All the above steps seem to be on the right track. We should wait and see what their beneficial results would be but also their implications in practice, having in mind that, with the existing edifice of EU judicial institutions, there is no room for more aggressive solutions. Anyway, these new tools are expected to multiply the volume of environmental litigation brought in Luxembourg and -why not (?)- to push the General Court to establish a specialized chamber for them, at least informally. This is how things may move on and lead to the creation of a “green court within the EU Court” that will produce a more activist case-law in environmental matters.

Last but not least, one should have in mind that opening the door for a broader access to EU justice in Luxembourg is not enough. What is also needed is a common set of rules for safeguarding and improving the procedural aspects of environmental litigation before the domestic courts . The environmental legislation in Europe is to a large extent (more than 50%) of EU origin and its application in the field a matter to be brought before the national judge. Harmonizing domestic access to justice would also aid at a more systematic judicial review of EU decisions, through preliminary rulings and judicial dialogue. It would be important for symbolic reasons as well. The EU has reduced judicial and procedural autonomy of the internal legal orders in the field of public procurement. It made several states to revisit their judicial system or even to shape new procedural instruments for granting effective protection to holders of rights arising from the public procurement Directives. Isn’t the environment far more important for promoting judicial harmonization and efficiency?

[1] In the Plaumann case, the Court ruled that the right of natural or legal persons to institute proceedings before the CJEU according to art. 263.4 TFEU, against an act that concerns them “individually” is granted only if “that decision affects them … by reason of circumstances in which they are differentiated from all other persons and by virtue of these factors distinguishes theme individually just as in the case of the person addressed”.

[2] Art. 9.3: ”each Party shall ensure that… members of the public have access to administrative or judicial procedures to challenge acts and omissions … which contravene provisions … relating to the environment”. Art 9.4: “… the procedures shall provide adequate and effective remedies, including injunctive relief as appropriate, and be fair, equitable, timely and not prohibitively expensive”.

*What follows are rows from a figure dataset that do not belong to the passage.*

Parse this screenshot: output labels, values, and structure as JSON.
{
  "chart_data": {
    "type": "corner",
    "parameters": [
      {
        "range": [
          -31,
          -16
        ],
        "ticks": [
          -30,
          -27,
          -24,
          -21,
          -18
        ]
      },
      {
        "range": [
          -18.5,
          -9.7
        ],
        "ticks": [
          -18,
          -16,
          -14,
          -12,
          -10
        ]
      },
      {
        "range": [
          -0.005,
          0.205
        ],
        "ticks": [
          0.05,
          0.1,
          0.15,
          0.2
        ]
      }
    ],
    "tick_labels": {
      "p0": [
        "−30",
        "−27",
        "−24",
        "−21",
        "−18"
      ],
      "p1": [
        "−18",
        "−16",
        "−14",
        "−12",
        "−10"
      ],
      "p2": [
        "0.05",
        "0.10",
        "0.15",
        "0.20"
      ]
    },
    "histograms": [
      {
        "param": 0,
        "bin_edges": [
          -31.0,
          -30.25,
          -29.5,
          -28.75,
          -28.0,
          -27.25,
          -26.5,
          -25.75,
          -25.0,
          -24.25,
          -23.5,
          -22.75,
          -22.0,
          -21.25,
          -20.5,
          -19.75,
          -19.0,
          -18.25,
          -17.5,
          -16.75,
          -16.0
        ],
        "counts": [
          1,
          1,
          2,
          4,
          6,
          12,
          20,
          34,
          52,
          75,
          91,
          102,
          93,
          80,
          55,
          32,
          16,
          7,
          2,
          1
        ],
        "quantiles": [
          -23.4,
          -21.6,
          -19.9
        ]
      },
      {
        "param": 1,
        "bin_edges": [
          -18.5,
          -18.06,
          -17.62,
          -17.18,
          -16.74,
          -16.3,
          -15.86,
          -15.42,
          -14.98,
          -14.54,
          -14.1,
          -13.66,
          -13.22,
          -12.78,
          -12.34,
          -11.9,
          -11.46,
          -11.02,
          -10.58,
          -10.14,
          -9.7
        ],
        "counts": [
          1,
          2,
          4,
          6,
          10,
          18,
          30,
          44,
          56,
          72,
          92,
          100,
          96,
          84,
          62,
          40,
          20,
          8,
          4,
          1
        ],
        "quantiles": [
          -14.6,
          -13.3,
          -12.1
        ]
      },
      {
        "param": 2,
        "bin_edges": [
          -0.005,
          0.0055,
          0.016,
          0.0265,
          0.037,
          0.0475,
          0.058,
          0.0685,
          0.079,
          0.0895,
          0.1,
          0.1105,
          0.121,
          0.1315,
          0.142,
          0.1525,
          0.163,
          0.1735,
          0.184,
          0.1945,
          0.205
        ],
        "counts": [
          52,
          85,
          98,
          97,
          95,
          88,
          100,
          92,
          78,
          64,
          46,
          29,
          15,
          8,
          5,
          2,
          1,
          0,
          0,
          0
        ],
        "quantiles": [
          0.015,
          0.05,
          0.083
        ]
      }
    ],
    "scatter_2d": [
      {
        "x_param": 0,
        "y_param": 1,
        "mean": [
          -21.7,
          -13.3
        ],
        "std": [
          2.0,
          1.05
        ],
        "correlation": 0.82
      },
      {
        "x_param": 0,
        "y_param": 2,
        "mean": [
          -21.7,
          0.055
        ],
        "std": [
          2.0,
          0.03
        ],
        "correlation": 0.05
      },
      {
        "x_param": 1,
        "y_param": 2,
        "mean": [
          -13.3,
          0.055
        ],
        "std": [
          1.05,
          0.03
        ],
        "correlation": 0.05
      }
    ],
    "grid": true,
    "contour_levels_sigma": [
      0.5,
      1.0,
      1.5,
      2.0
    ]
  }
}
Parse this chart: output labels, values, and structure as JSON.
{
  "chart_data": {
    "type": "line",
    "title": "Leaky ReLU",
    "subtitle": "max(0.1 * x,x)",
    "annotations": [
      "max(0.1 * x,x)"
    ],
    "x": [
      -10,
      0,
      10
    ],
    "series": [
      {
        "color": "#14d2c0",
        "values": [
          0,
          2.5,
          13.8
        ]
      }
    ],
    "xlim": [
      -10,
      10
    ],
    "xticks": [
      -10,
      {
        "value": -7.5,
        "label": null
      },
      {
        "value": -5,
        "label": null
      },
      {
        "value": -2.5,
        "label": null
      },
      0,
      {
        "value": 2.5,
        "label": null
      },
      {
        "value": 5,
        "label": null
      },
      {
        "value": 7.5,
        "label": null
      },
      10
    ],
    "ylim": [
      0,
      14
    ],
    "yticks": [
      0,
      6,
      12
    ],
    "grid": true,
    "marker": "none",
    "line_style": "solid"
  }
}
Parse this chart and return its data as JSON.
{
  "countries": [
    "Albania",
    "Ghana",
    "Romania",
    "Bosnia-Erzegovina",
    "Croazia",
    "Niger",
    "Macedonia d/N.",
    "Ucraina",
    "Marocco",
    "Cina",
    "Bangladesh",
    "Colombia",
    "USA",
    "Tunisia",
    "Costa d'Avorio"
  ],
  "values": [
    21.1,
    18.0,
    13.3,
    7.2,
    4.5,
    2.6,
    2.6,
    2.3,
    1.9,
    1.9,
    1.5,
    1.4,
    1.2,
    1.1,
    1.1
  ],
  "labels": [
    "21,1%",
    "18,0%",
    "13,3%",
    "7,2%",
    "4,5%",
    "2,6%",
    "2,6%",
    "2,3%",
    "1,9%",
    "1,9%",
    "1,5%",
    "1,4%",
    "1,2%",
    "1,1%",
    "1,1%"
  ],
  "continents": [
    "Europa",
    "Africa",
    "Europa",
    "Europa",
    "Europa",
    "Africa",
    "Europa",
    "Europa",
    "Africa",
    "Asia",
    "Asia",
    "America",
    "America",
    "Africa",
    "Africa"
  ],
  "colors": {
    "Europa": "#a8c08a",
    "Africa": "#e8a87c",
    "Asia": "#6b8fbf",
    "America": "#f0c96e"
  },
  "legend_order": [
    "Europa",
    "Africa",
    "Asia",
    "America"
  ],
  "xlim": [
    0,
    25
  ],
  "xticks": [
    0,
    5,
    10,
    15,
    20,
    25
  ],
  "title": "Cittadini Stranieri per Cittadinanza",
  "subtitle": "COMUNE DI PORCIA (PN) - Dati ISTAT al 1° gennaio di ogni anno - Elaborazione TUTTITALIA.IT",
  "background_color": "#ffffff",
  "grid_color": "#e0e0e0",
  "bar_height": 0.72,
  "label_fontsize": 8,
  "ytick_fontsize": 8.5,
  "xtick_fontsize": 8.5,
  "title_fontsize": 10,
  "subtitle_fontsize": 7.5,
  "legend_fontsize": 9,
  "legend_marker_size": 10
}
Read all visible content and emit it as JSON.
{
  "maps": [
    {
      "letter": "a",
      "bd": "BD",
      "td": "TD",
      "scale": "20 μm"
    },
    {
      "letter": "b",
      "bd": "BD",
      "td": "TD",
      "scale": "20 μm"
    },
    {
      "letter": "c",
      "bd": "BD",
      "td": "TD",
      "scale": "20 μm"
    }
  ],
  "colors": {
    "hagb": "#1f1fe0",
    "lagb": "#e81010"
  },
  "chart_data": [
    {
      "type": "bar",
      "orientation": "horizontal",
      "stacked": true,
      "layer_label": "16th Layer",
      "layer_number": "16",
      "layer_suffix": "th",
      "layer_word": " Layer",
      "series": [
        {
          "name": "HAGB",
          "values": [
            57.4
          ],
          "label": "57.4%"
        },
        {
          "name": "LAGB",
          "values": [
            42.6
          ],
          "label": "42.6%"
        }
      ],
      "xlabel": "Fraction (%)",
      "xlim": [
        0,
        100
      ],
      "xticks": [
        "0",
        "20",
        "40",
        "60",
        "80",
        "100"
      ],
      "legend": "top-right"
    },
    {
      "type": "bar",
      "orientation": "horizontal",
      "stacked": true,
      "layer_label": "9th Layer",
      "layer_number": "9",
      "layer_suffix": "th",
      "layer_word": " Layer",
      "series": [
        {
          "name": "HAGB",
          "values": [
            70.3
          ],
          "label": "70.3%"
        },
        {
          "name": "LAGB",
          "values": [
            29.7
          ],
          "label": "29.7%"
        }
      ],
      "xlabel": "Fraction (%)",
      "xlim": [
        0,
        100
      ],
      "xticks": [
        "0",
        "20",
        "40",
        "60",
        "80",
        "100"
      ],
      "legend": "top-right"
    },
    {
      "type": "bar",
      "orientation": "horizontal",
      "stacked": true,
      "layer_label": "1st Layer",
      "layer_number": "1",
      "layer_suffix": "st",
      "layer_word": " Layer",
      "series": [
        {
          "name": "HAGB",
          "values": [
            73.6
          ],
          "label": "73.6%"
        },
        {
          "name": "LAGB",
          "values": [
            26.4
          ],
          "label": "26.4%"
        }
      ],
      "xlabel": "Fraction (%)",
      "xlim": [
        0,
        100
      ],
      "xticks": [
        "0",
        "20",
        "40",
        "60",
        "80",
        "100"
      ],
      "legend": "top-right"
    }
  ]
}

[3] Particularly, points 116 and 117: “A decision which has an impact on the environment does indeed affect, or may affect, large categories of citizens in a general and abstract manner. None the less, it is not impossible for one or more of the persons affected, who constitute a `closed class', to be particularly affected, and thus to be distinguished from any other person, that is to say to be differentiated for the purposes of the fourth paragraph of Article 173 of the Treaty…  By way of logical extension, it may be argued that persons near the epicentre comprise a particularly closed and defined `class', who find themselves in a situation which differentiates them from any other person. It is then the task of the courts to determine, on the basis of the appropriate criteria, the breadth of that closed class, the width of its radius. By logical extension, persons within that class should be regarded as having locus standi to bring an action against the decision occasioning consequences for the environment.”